Some say we should not engage in activism,” she told delegates. “Instead we should leave everything to our politicians and just vote for a change instead. But what do we do when there is no political will?”

Meanwhile I’ve started watching Season Two of a Netflix political thriller, ‘Occupied’. The plot (set in the near future). envisages a ‘silk glove’ occupation of Norway by Russia (in cahoots with the EU), to ensure Norway’s oil and gas pipelines continue to service Europe.

In the first episode of Season One, Norwegian PM Jesper Berg announces that Norway will no longer produce or export fossil fuels, instead favouring thorium* energy plants.
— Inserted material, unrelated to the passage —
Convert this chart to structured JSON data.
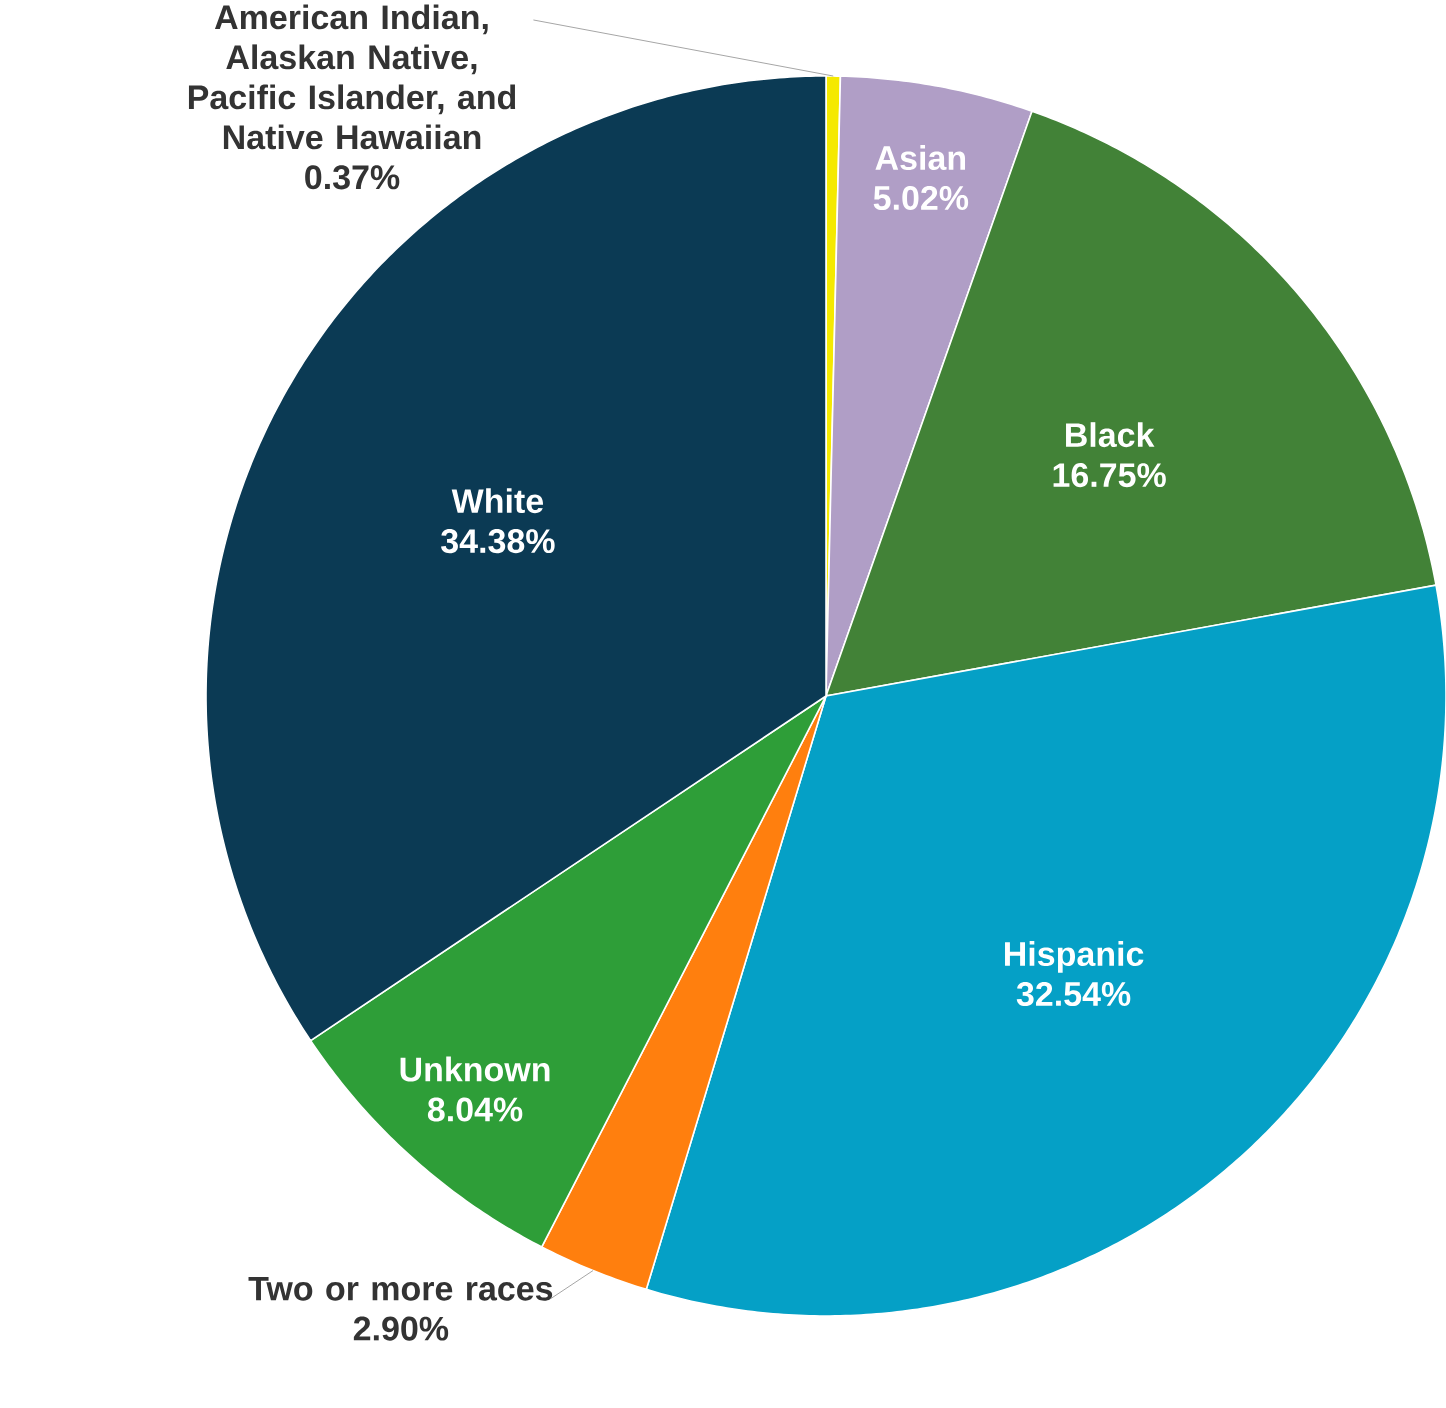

The series (based on an idea by Norwegian thriller writer Jo Nesbo), shows how conflicts might arise should a brave, futurist politician defy the status quo.

*thorium is a weak radioactive element that can be used in a new generation of nuclear reactors.

Climate change aside, one of the great challenges for life on the planet in 2040 is what to do with old farts like me! In 2017 the United Nations estimated the number of people in the world aged over 60 will double to 2.1 billion by 2050. The UN also expects the cohort of people aged 80 years or over to increase threefold to 425 million by 2050.

Susan Muldowney, writing for CPA Australia’s newsletter, said that by 2040, one in five Australians will be aged over 65 and 1.2 million of them will be older than 85.

Australia’s aged-care sector has been largely government-funded and dominated by not-for-profit providers,” Muldowney wrote in the accounting association’s newsletter, In The Black.

However, this may change over the next decade. The number of private, for-profit start-ups is expected to grow in line with the new regulatory push toward consumer-directed aged care and the generational shift from the frugal post-Depression generation.

“The culture-changing baby boomers are used to having choice – even if they have to pay for it,” she added.

Right, then, I’m off up town to order smashed avo on toast. Enjoy it while you can, I say.